Посвящается Мэри Уэбстер и Перри Миллеру[1]
И увидела Рахиль, что она не рождает детей Иакову, и позавидовала Рахиль сестре своей, и сказала Иакову: дай мне детей, а если не так, я умираю.
Иаков разгневался на Рахиль и сказал: разве я Бог, Который не дал тебе плода чрева?
Она сказала: вот служанка моя Валла; войди к ней; пусть она родит на колени мои, чтобы и я имела детей от нее.
Что до меня, то, притомившись за многие годы высказывать бессмысленные, тщетные, несбыточные суждения и в конце концов решительно потеряв веру в успех, я, по счастию, осенен был сим предложением…

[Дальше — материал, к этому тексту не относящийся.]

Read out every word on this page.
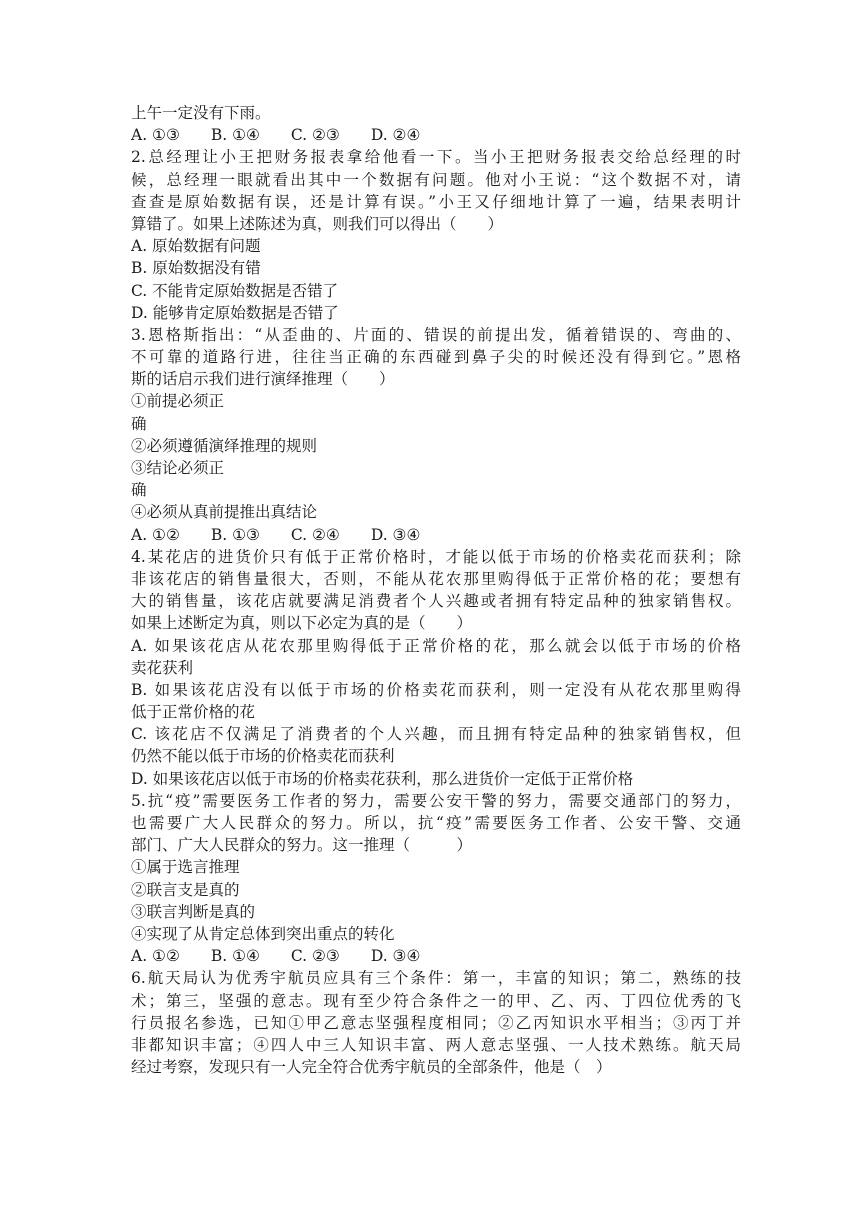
上午一定没有下雨。
A. ①③　　B. ①④　　C. ②③　　D. ②④
2.总经理让小王把财务报表拿给他看一下。当小王把财务报表交给总经理的时
候，总经理一眼就看出其中一个数据有问题。他对小王说：“这个数据不对，请
查查是原始数据有误，还是计算有误。”小王又仔细地计算了一遍，结果表明计
算错了。如果上述陈述为真，则我们可以得出（　　）
A. 原始数据有问题
B. 原始数据没有错
C. 不能肯定原始数据是否错了
D. 能够肯定原始数据是否错了
3.恩格斯指出：“从歪曲的、片面的、错误的前提出发，循着错误的、弯曲的、
不可靠的道路行进，往往当正确的东西碰到鼻子尖的时候还没有得到它。”恩格
斯的话启示我们进行演绎推理（　　）
①前提必须正
确
②必须遵循演绎推理的规则
③结论必须正
确
④必须从真前提推出真结论
A. ①②　　B. ①③　　C. ②④　　D. ③④
4.某花店的进货价只有低于正常价格时，才能以低于市场的价格卖花而获利；除
非该花店的销售量很大，否则，不能从花农那里购得低于正常价格的花；要想有
大的销售量，该花店就要满足消费者个人兴趣或者拥有特定品种的独家销售权。
如果上述断定为真，则以下必定为真的是（　　）
A. 如果该花店从花农那里购得低于正常价格的花，那么就会以低于市场的价格
卖花获利
B. 如果该花店没有以低于市场的价格卖花而获利，则一定没有从花农那里购得
低于正常价格的花
C. 该花店不仅满足了消费者的个人兴趣，而且拥有特定品种的独家销售权，但
仍然不能以低于市场的价格卖花而获利
D. 如果该花店以低于市场的价格卖花获利，那么进货价一定低于正常价格
5.抗“疫”需要医务工作者的努力，需要公安干警的努力，需要交通部门的努力，
也需要广大人民群众的努力。所以，抗“疫”需要医务工作者、公安干警、交通
部门、广大人民群众的努力。这一推理（　　　）
①属于选言推理
②联言支是真的
③联言判断是真的
④实现了从肯定总体到突出重点的转化
A. ①②　　B. ①④　　C. ②③　　D. ③④
6.航天局认为优秀宇航员应具有三个条件：第一，丰富的知识；第二，熟练的技
术；第三，坚强的意志。现有至少符合条件之一的甲、乙、丙、丁四位优秀的飞
行员报名参选，已知①甲乙意志坚强程度相同；②乙丙知识水平相当；③丙丁并
非都知识丰富；④四人中三人知识丰富、两人意志坚强、一人技术熟练。航天局
经过考察，发现只有一人完全符合优秀宇航员的全部条件，他是（　）
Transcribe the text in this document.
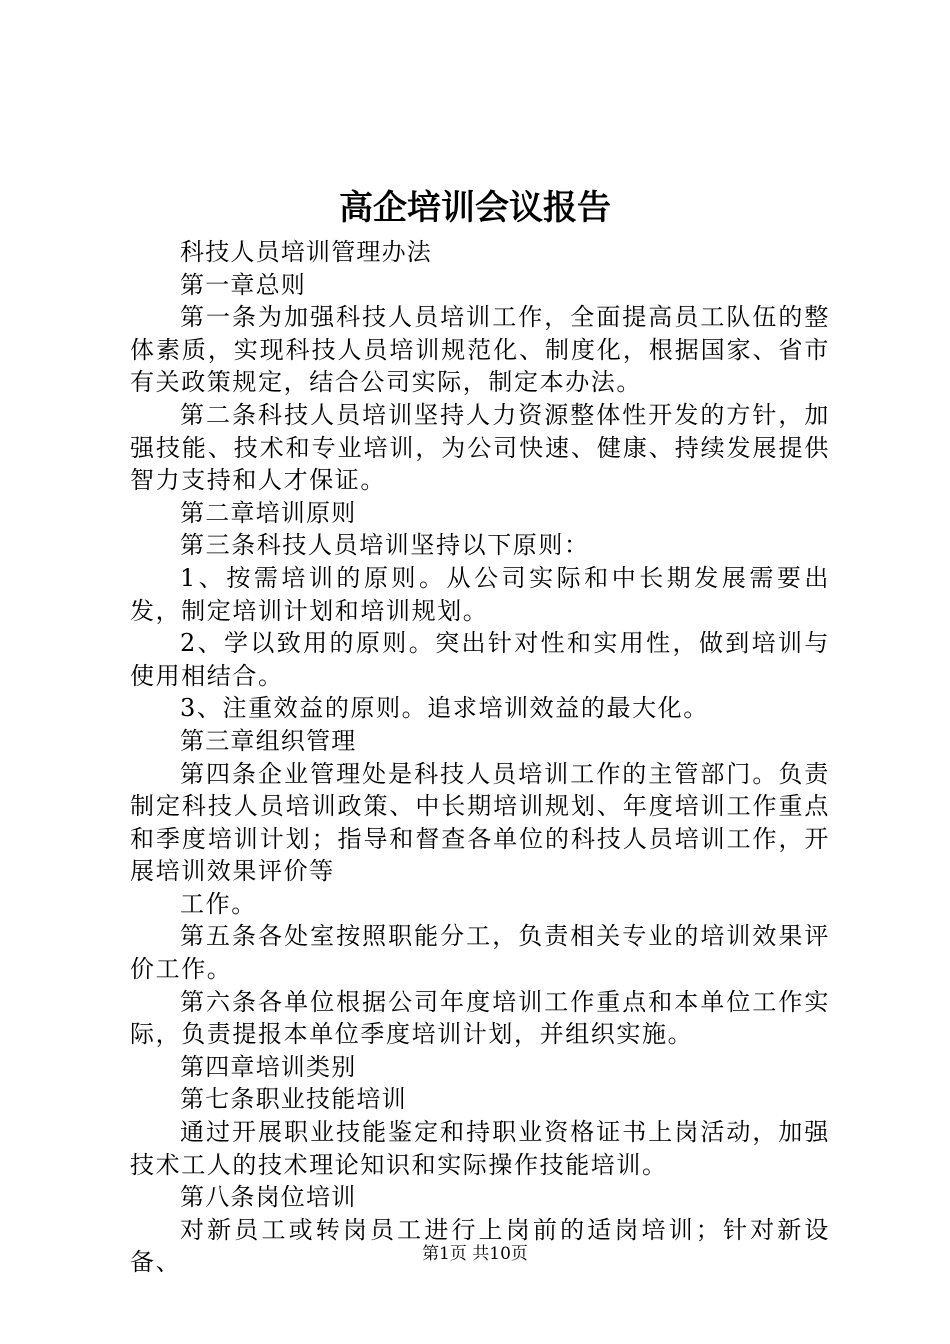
高企培训会议报告

科技人员培训管理办法

第一章总则

第一条为加强科技人员培训工作，全面提高员工队伍的整体素质，实现科技人员培训规范化、制度化，根据国家、省市有关政策规定，结合公司实际，制定本办法。

第二条科技人员培训坚持人力资源整体性开发的方针，加强技能、技术和专业培训，为公司快速、健康、持续发展提供智力支持和人才保证。

第二章培训原则

第三条科技人员培训坚持以下原则：

1、按需培训的原则。从公司实际和中长期发展需要出发，制定培训计划和培训规划。

2、学以致用的原则。突出针对性和实用性，做到培训与使用相结合。

3、注重效益的原则。追求培训效益的最大化。

第三章组织管理

第四条企业管理处是科技人员培训工作的主管部门。负责制定科技人员培训政策、中长期培训规划、年度培训工作重点和季度培训计划；指导和督查各单位的科技人员培训工作，开展培训效果评价等

工作。

第五条各处室按照职能分工，负责相关专业的培训效果评价工作。

第六条各单位根据公司年度培训工作重点和本单位工作实际，负责提报本单位季度培训计划，并组织实施。

第四章培训类别

第七条职业技能培训

通过开展职业技能鉴定和持职业资格证书上岗活动，加强技术工人的技术理论知识和实际操作技能培训。

第八条岗位培训

对新员工或转岗员工进行上岗前的适岗培训；针对新设备、	第1页 共10页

Нет в пустыне знака, что говорит: и не вкуси камней.
Margaret Atwood
The Handmaid’s Tale
© 1986 by O.W.Toad, Ltd.
This edition is published by arrangement with Curtis Brown UK and The Van Lear Agency LLC
© Грызунова А., перевод на русский язык, 2016
© Издание на русском языке, оформление. ООО «Издательство «Э», 2016
I. Ночь
Глава 1
Спали мы в бывшем спортзале. Лакированные половицы, на них круги и полосы – для игр, в которые здесь играли когда-то; баскетбольные кольца до сих пор на месте, только сеток нет. По периметру – балкон для зрителей, и, кажется, я улавливала – смутно, послесвечением, – едкую вонь пота со сладким душком жевательной резинки и парфюма девочек-зрительниц в юбках-колоколах – я видела на фотографиях, – позже в мини-юбках, потом в брюках, потом с одной сережкой и зелеными прядками в колючих прическах. Здесь танцевали; музыка сохранилась – палимпсест неслыханных звуков, стиль на стиле, подводное течение ударных, горестный вопль, гирлянды бумажных цветов, картонные чертики, круговерть зеркальных шаров, что засыпали танцоров снегопадом света.
В зале – древний секс и одиночество, и ожидание того, что бесформенно и безымянно. Я помню тоску о том, что всегда на пороге, те же руки ли на наших телах там и тогда, на спине или за чьей-то спиной – на стоянках, в телегостиной, где выключен звук и лишь кадры мельтешат по вздыбленной плоти.
Мы тосковали о будущем. Как мы ему научились, этому дару ненасытности? Она витала в воздухе; и пребывала в нем запоздалой мыслью, когда мы пытались уснуть в армейских койках – рядами, на расстоянии, чтоб не получалось разговаривать. Постельное белье из фланелета, как у детей, и армейские одеяла, старые, до сих пор со штампом «С.Ш.А.». Мы аккуратно складывали одежду на стулья в ногах. Свет приглушен, но не потушен. Патрулировали Тетка Сара и Тетка Элизабет; к кожаным поясам у них цеплялись на ремешках электробичи.
Но без оружия – даже им не доверяли оружия. Оружие – для караульных, особо избранных Ангелов. Караульных не пускали внутрь, если их не звали, – а нас не выпускали, только на прогулки, дважды в день, парами вокруг футбольного поля; теперь его обтягивала сетка, увенчанная колючей проволокой. Ангелы стояли снаружи, спинами к нам. Мы боялись их – но не только боялись. Хоть бы они посмотрели. Хоть бы мы смогли поговорить. Могли бы чем-нибудь обменяться, думали мы, о чем-нибудь уговориться, заключить сделку, у нас ведь еще остались наши тела. Так мы фантазировали.
Мы научились шептаться почти беззвучно. Мы протягивали руки в полутьме, когда Тетки отворачивались, мы соприкасались пальцами через пустоту. Мы научились читать по губам: повернув головы на подушках, мы смотрели друг другу в рот. Так мы передавали имена – с койки на койку.
Альма. Джанин. Долорес. Мойра. Джун.